L'analyse de pratiques professionnelles, un outil au service de la robustesse
Céline Léon, 9 février 2026
Les salarié·es du secteur public et associatif auprès desquels j'interviens dans le cadre de groupe d'analyse de pratiques, travaillent très souvent dans des contextes professionnels tendus : surcharge de travail, polyvalence exacerbée, manque de moyens humains, manque de financement... Comment alors prendre soin de soi, du collectif de travail et réaliser un travail de qualité ? Pour répondre à cet enjeu, un des moyens privilégiés en psychologie de travail est d'instaurer un dialogue sur l'activité, les façons de faire, les ficelles du métier et ses difficultés.
Une invitation à ralentir
Dans cette perspective, les séances d'analyse de pratiques professionnelles constituent un levier collectif puissant pour prendre du recul sur ses tâches quotidiennes, identifier les obstacles et les voies possibles de transformation. Prendre le temps de l'analyse collective opère une mise à distance, voire une mise en pause, des différentes formes d'injonction à l'immédiateté, à la productivité, à la performance... Car bien souvent les professionnel·les qui sont soumis·es à ces injonctions s'enlisent dans un mouvement d'auto-accélération et de sur-adaptation qui peut les conduire à l'épuisement et à l'usure. Se dégager de la saturation mentale devient alors un enjeu crucial pour préserver sa santé et continuer à faire un travail de qualité.
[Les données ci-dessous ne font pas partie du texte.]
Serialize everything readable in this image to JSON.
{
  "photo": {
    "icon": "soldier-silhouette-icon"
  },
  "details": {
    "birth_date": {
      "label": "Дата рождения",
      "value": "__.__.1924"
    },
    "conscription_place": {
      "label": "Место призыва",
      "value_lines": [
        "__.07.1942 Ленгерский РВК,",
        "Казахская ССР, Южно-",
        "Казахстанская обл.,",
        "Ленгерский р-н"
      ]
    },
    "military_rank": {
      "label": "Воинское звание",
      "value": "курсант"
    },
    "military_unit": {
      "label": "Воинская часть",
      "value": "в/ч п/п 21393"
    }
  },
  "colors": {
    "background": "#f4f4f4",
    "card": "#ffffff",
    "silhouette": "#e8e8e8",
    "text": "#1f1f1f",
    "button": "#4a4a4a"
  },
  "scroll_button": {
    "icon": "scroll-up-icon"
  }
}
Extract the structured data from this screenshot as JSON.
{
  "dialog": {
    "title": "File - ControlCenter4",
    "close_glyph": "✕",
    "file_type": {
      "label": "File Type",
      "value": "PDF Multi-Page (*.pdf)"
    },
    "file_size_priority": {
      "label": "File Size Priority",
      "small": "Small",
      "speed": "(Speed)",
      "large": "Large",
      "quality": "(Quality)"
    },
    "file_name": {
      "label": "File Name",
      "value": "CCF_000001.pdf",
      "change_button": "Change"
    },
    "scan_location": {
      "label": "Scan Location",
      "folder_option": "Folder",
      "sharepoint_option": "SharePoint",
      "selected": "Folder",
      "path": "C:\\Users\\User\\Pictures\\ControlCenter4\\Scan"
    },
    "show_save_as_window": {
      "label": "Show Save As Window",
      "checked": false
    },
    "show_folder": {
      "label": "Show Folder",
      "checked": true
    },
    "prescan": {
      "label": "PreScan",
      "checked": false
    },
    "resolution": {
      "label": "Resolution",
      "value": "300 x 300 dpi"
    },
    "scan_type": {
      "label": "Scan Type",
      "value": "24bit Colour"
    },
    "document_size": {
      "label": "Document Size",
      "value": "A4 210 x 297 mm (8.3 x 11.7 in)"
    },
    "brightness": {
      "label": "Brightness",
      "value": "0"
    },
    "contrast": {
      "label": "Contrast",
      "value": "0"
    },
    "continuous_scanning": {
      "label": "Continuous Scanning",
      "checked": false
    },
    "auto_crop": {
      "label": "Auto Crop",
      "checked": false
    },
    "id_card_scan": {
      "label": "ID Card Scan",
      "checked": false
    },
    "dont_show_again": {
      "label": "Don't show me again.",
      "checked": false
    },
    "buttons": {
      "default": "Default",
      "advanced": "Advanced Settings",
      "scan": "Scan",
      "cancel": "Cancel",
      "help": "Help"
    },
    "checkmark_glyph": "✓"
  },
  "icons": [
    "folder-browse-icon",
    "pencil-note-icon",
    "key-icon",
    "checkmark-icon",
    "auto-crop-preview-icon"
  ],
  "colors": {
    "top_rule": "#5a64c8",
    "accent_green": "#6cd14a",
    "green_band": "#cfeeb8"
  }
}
Oeuvrer pour la robustesse
Les temps d'analyse de pratiques constituent une invitation à oeuvrer sur le registre de la robustesse du travail et pas sur celui de la performance, ce dernier étant voué à l'échec dans un monde instable. Je m'appuie ici sur les travaux d'Olivier Hamant, chercheur en biologie et biophysique, proposant un modèle sociétal qui s'inspire du vivant. La robustesse, contrairement à la résilience, n'impose pas à l'être humain de s'adapter coûte que coûte à un contexte de travail délétère. Elle invite plutôt à rechercher les marges de manoeuvre pour faire évoluer ce contexte et son propre positionnement, au travers de la discussion et de la controverse avec d'autres exerçant le même travail ou auprès d'un même public. Cela nécessite de prendre du temps pour la parole, pour la réflexion, pour l'élaboration... de se poser les bonnes questions au lieu de se précipiter sur des solutions.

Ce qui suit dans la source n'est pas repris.